What’s the difference in practice? Here are a few examples, comparing the VLIW4 architecture used on the Radeon HD 6900s (latency of 8 cycles, vec4) to the GCN architecture used on the Radeon HD 7900s (latency of 4 cycles + 3 cycles on start-up, scalar), supposing that each CU is fed with 2 / 4 / 8 groups of 64 elements to be processed:
1 scalar instruction to be executed:
VLIW 4 CU: 16 / 24 / 40 cycles
GCN CU:
11 /
11 /
15 cycles
100 scalar instructions to be executed:
VLIW 4 CU: 408 / 808 / 1608 cycles
GCN CU:
207 /
207 /
407 cycles
1 vec3 instruction to be executed:
VLIW 4 CU:
16 / 24 / 40 cycles
GCN CU: 19 /
19 /
31 cycles
100 vec3 instructions to be executed:
VLIW 4 CU:
408 / 808 / 1608 cycles
GCN CU: 607 /
607 /
1207 cycles
1 vec4 instruction to be executed:
VLIW 4 CU:
16 / 24 / 40 cycles
GCN CU: 23 / 23 / 39 cycles
100 vec4 instructions to be executed:
VLIW 4 CU:
408 / 808 / 1608 cycles
GCN CU: 807 / 807 / 1607 cycles
When the CUs in the GCN architecture are fed with at least 256 elements they then give higher performance than the VLIW 4 CUs, with an insignificant difference when four instructions can be processed in parallel but which can be close to 4x higher with scalar instructions executed in series! 3D rendering comes in on average somewhere between the results at vec3 and vec4. It has to be said that the AMD compiler performs particularly well to extract this parallelism thanks to all the experience acquired over the course of time.
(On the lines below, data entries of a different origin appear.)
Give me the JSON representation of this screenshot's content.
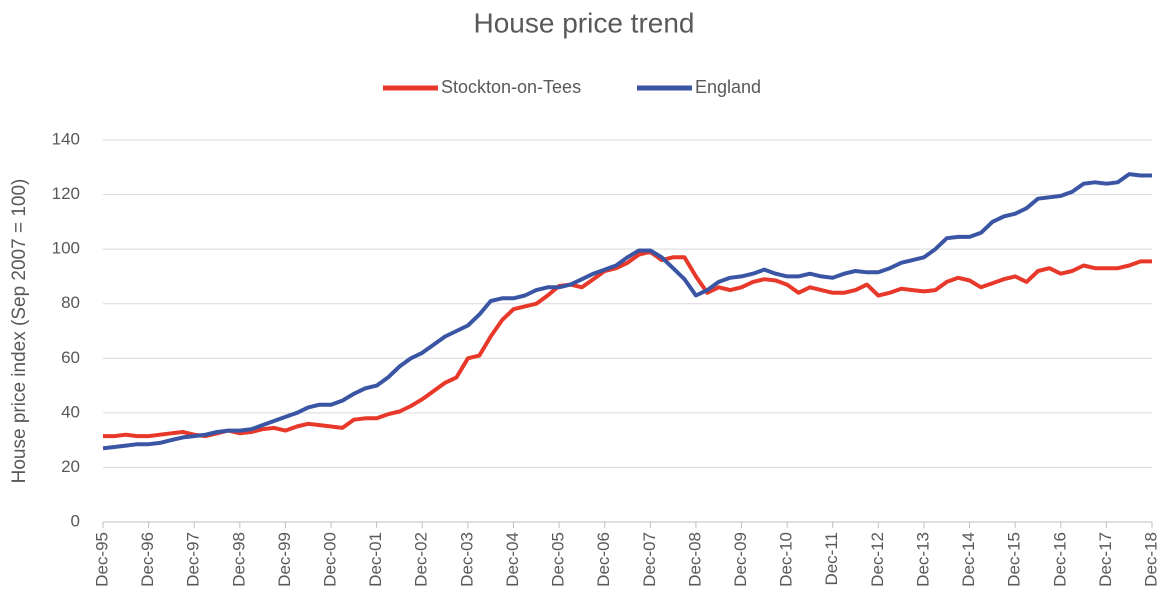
{
  "chart_data": {
    "type": "line",
    "title": "House price trend",
    "y_label": "House price index (Sep 2007 = 100)",
    "categories": [
      "Dec-95",
      null,
      null,
      null,
      "Dec-96",
      null,
      null,
      null,
      "Dec-97",
      null,
      null,
      null,
      "Dec-98",
      null,
      null,
      null,
      "Dec-99",
      null,
      null,
      null,
      "Dec-00",
      null,
      null,
      null,
      "Dec-01",
      null,
      null,
      null,
      "Dec-02",
      null,
      null,
      null,
      "Dec-03",
      null,
      null,
      null,
      "Dec-04",
      null,
      null,
      null,
      "Dec-05",
      null,
      null,
      null,
      "Dec-06",
      null,
      null,
      null,
      "Dec-07",
      null,
      null,
      null,
      "Dec-08",
      null,
      null,
      null,
      "Dec-09",
      null,
      null,
      null,
      "Dec-10",
      null,
      null,
      null,
      "Dec-11",
      null,
      null,
      null,
      "Dec-12",
      null,
      null,
      null,
      "Dec-13",
      null,
      null,
      null,
      "Dec-14",
      null,
      null,
      null,
      "Dec-15",
      null,
      null,
      null,
      "Dec-16",
      null,
      null,
      null,
      "Dec-17",
      null,
      null,
      null,
      "Dec-18"
    ],
    "series": [
      {
        "name": "Stockton-on-Tees",
        "color": "#e8382a",
        "values": [
          31.5,
          31.5,
          32,
          31.5,
          31.5,
          32,
          32.5,
          33,
          32,
          31.5,
          32.5,
          33.5,
          32.5,
          33,
          34,
          34.5,
          33.5,
          35,
          36,
          35.5,
          35,
          34.5,
          37.5,
          38,
          38,
          39.5,
          40.5,
          42.5,
          45,
          48,
          51,
          53,
          60,
          61,
          68,
          74,
          78,
          79,
          80,
          83,
          86.5,
          87,
          86,
          89,
          92,
          93,
          95,
          98,
          99,
          96,
          97,
          97,
          90,
          84,
          86,
          85,
          86,
          88,
          89,
          88.5,
          87,
          84,
          86,
          85,
          84,
          84,
          85,
          87,
          83,
          84,
          85.5,
          85,
          84.5,
          85,
          88,
          89.5,
          88.5,
          86,
          87.5,
          89,
          90,
          88,
          92,
          93,
          91,
          92,
          94,
          93,
          93,
          93,
          94,
          95.5,
          95.5
        ]
      },
      {
        "name": "England",
        "color": "#3a55a4",
        "values": [
          27,
          27.5,
          28,
          28.5,
          28.5,
          29,
          30,
          31,
          31.5,
          32,
          33,
          33.5,
          33.5,
          34,
          35.5,
          37,
          38.5,
          40,
          42,
          43,
          43,
          44.5,
          47,
          49,
          50,
          53,
          57,
          60,
          62,
          65,
          68,
          70,
          72,
          76,
          81,
          82,
          82,
          83,
          85,
          86,
          86,
          87,
          89,
          91,
          92.5,
          94,
          97,
          99.5,
          99.5,
          97,
          93,
          89,
          83,
          85,
          88,
          89.5,
          90,
          91,
          92.5,
          91,
          90,
          90,
          91,
          90,
          89.5,
          91,
          92,
          91.5,
          91.5,
          93,
          95,
          96,
          97,
          100,
          104,
          104.5,
          104.5,
          106,
          110,
          112,
          113,
          115,
          118.5,
          119,
          119.5,
          121,
          124,
          124.5,
          124,
          124.5,
          127.5,
          127,
          127
        ]
      }
    ],
    "ylim": [
      0,
      140
    ],
    "yticks": [
      0,
      20,
      40,
      60,
      80,
      100,
      120,
      140
    ],
    "grid": true,
    "legend": "top"
  }
}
When under-fed however, the GCN CUs can give lower performance.
The new architecture comes into its own mainly on the compute side where the code lends itself less to vectorisation than 3D rendering. However, 3D rendering will gradually benefit from the GCN setup as it is increasingly developing away from easy vectorisation of colour and positioning processing. GCN will also free AMD up from working so intensively on its compiler and put these resources into other optimisations.
AMD has also added a real scalar processing unit to each CU which it will be able to use to deal with operations that don’t have to be executed for each element of a group via the SIMDs, which can for example serve to optimise branching in certain cases. This unit will not be used for graphics languages themselves but may be used by the compiler.
There’s still a unit for processing branching, extended for debugging messages.